Optimization and Verification
After successfully upgrading Apache Cassandra to version 4.1.x and ensuring the cluster is fully operational, it’s crucial to conduct post-upgrade maintenance to optimize the performance and security of your database system. This section outlines essential steps and considerations to maintain a healthy and efficient Cassandra environment.
Monitor Performance and Logs
In the immediate aftermath of the upgrade, closely monitor the system’s performance, including CPU, memory usage, and disk I/O, to identify any unexpected behavior or bottlenecks. Additionally, review the Cassandra system logs for warnings or errors that may indicate potential issues requiring attention.
Tune and Optimize
Based on the performance monitoring insights, you may need to adjust Cassandra’s configuration settings for optimal performance. Consider tuning parameters related to JVM options, compaction, and read/write performance, keeping in mind the specific workload and data patterns of your application.
Run nodetool upgradesstables
To ensure that all SSTables are updated to the latest format, execute nodetool upgradesstables
on each node in the cluster. This operation will rewrite SSTables that are not already in the current format, which is essential for taking full advantage of the improvements and features in Cassandra 4.1.x (Check the space, and if required, delete all snapshots as shown above.):
1 |
# time nodetool upgradesstables |
This process can be resource-intensive and should be scheduled during off-peak hours to minimize impact on live traffic.
Implement Security Enhancements
Cassandra 4.1.x includes several security enhancements. Review the latest security features and best practices, such as enabling client-to-node encryption, node-to-node encryption, and advanced authentication mechanisms, to enhance the security posture of your Cassandra cluster.
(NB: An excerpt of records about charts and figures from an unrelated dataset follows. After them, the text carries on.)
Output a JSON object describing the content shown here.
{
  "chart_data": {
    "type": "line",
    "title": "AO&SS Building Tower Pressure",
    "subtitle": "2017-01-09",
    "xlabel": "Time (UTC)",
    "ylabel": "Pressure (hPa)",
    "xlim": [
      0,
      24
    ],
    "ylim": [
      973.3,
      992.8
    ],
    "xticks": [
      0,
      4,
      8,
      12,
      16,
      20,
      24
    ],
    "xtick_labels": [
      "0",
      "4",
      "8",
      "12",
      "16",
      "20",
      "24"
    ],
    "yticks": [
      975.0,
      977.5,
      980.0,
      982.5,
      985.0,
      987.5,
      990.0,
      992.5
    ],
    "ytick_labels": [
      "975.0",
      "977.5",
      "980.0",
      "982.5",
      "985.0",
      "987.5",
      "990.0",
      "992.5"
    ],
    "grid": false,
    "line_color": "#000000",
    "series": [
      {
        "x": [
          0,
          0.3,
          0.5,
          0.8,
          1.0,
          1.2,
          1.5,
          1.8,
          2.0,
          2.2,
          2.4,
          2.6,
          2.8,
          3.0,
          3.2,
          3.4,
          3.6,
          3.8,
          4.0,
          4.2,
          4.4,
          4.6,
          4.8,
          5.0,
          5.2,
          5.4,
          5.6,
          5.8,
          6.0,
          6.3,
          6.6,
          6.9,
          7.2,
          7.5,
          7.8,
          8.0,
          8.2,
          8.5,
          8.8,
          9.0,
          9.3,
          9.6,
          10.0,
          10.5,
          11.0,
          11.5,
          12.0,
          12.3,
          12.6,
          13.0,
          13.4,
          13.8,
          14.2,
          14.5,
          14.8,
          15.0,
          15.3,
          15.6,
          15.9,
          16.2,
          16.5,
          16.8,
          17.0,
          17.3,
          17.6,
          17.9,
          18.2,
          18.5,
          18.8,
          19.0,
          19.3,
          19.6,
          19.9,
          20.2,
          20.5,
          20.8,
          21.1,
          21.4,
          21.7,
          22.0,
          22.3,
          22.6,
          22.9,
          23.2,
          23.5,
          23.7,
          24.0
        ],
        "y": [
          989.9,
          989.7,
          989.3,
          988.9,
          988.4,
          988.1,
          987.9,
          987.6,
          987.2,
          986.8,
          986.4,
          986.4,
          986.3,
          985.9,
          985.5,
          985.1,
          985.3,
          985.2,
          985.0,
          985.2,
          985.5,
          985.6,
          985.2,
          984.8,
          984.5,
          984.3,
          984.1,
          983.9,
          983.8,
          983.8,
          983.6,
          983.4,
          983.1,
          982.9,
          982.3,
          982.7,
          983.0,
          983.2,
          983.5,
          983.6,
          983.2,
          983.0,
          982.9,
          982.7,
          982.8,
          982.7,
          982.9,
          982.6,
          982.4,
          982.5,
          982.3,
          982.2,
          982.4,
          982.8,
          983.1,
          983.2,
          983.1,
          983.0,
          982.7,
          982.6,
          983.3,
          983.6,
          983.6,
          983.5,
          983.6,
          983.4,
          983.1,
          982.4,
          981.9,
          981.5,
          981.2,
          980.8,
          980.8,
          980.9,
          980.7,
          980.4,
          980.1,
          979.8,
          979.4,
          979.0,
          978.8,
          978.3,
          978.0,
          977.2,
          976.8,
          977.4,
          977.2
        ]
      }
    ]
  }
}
Review and Update Backup Strategies
With the new version in place, reassess your backup strategies to ensure they are still effective and meet your recovery objectives. Verify that your backup and restore procedures are compatible with Cassandra 4.1.x and consider leveraging new tools or features that may have been introduced in this release for more efficient data management.